我是这个 Python-XML 编码的新手。我不知道如何编辑 XML 文件中的文本字段。我正在尝试使用 elementtree.ElementTree 模块。但是要读取 XML 文件中的行并提取属性,我不知道需要导入哪些模块。
Please help.
请帮忙。
Thanks and Regards.
谢谢并恭祝安康。
采纳答案by YOU
You can convert your data text into python dictionary by regular expression
您可以通过正则表达式将数据文本转换为 python 字典
data="""Spec 2 Included : TRUE
Spec 2 Label: 19-Flat2-HS3
Spec 3 Included : FALSE
Spec 3 Label: 4-1-Bead1-HS3"""
#data=open("data.txt").read()
import re
data=dict(re.findall('(Spec \d+ (?:Included|Label))\s*:\s*(\S+)',data))
data
will be as follows
data
将如下
{'Spec 3 Included': 'FALSE', 'Spec 2 Included': 'TRUE', 'Spec 3 Label': '4-1-Bead1-HS3', 'Spec 2 Label': '19-Flat2-HS3'}
Then you can convert it by using any of your favoriate xml parser, I will use minidom here.
然后你可以使用任何你喜欢的 xml 解析器来转换它,我将在这里使用 minidom。

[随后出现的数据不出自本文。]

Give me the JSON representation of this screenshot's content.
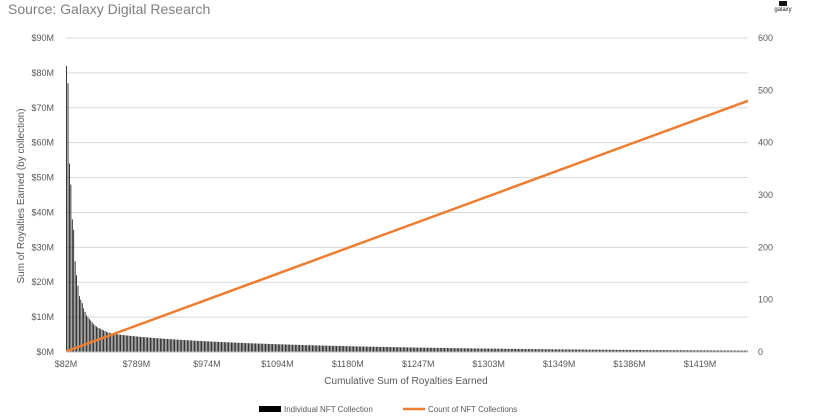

from xml.dom import minidom
dom = minidom.parseString(xml_text)
params=dom.getElementsByTagName("Parameter")
for param in params:
name=param.getAttribute("name")
if name in data:
for item in param.getElementsByTagName("*"): # You may change to "Result" or "Value" only
item.firstChild.replaceWholeText(data[name])
print dom.toxml()
#write to file
open("output.xml","wb").write(dom.toxml())
Results
结果
<?xml version="1.0" ?><ParameterData>
<CreationInfo date="10/28/2009 03:05:14 PM" user="manoj"/>
<ParameterList count="85">
<Parameter mode="both" name="Spec 2 Included" type="boolean">
<Value>TRUE</Value>
<Result>TRUE</Result>
</Parameter>
<Parameter mode="both" name="Spec 2 Label" type="string">
<Value>19-Flat2-HS3</Value>
<Result>19-Flat2-HS3</Result>
</Parameter>
<Parameter mode="both" name="Spec 3 Included" type="boolean">
<Value>FALSE</Value>
<Result>FALSE</Result>
</Parameter>
<Parameter mode="both" name="Spec 3 Label" type="string">
<Value>4-1-Bead1-HS3</Value>
<Result>4-1-Bead1-HS3</Result>
</Parameter>
</ParameterList>
</ParameterData>
回答by Jason Orendorff
Well, you could start with
那么,你可以从
import xml.etree.ElementTree as ET
tree = ET.parse("blah.xml")
Find the elementsyou want to modify.
To replace the contents of an element, just do
要替换元素的内容,只需执行
element.text = "TRUE"
The import statement above works in Python 2.5 or later. If you have an older version of Python you'll need to install ElementTree as an extension, and then the import statement is different: import elementtree.ElementTree as ET
.
上面的 import 语句适用于 Python 2.5 或更高版本。如果您有旧版本的 Python,则需要安装 ElementTree 作为扩展,然后导入语句就不同了:import elementtree.ElementTree as ET
.
回答by wierob
Unfortunately, the XPath supported by ElementTree isn't complete. Since Python 2.6 includes an older version, finding elements by attribute (as stated here) does not work. So Python's own documentationshould be your first stop: xml.etree.ElementTree
不幸的是,ElementTree 支持的 XPath 并不完整。因为Python 2.6包括一个旧版本,发现通过属性的元素(如说这里)不起作用。所以Python 自己的文档应该是你的第一站:xml.etree.ElementTree
import xml.etree.ElementTree as ET
original = ET.parse("original.xml")
parameters = original.findall(".//Parameter")
changes = {}
# read changes
with open("changes.txt", "rb") as in_file:
for change in in_file:
change = change.rstrip() # remove line endings
name, value = change.split(":")
changes[name.strip()] = value.strip() # remove whitespaces
# find paramter element and apply changes
for parameter in parameters:
parameter_name = parameter.get("name")
if changes.has_key(parameter_name):
value = parameter.find("./Value")
value.text = changes[parameter_name]
result = parameter.find("./Result")
result.text = changes[parameter_name]
original.write("new.xml")
回答by Uche Ogbuji
Here is how you could do it using Amara
这是使用Amara 的方法
from amara import bindery
doc = bindery.parse(XML)
def cleanup_for_dict(key, value):
return key.strip(), value.strip()
params = dict(( cleanup_for_dict(*line.split(':', 1))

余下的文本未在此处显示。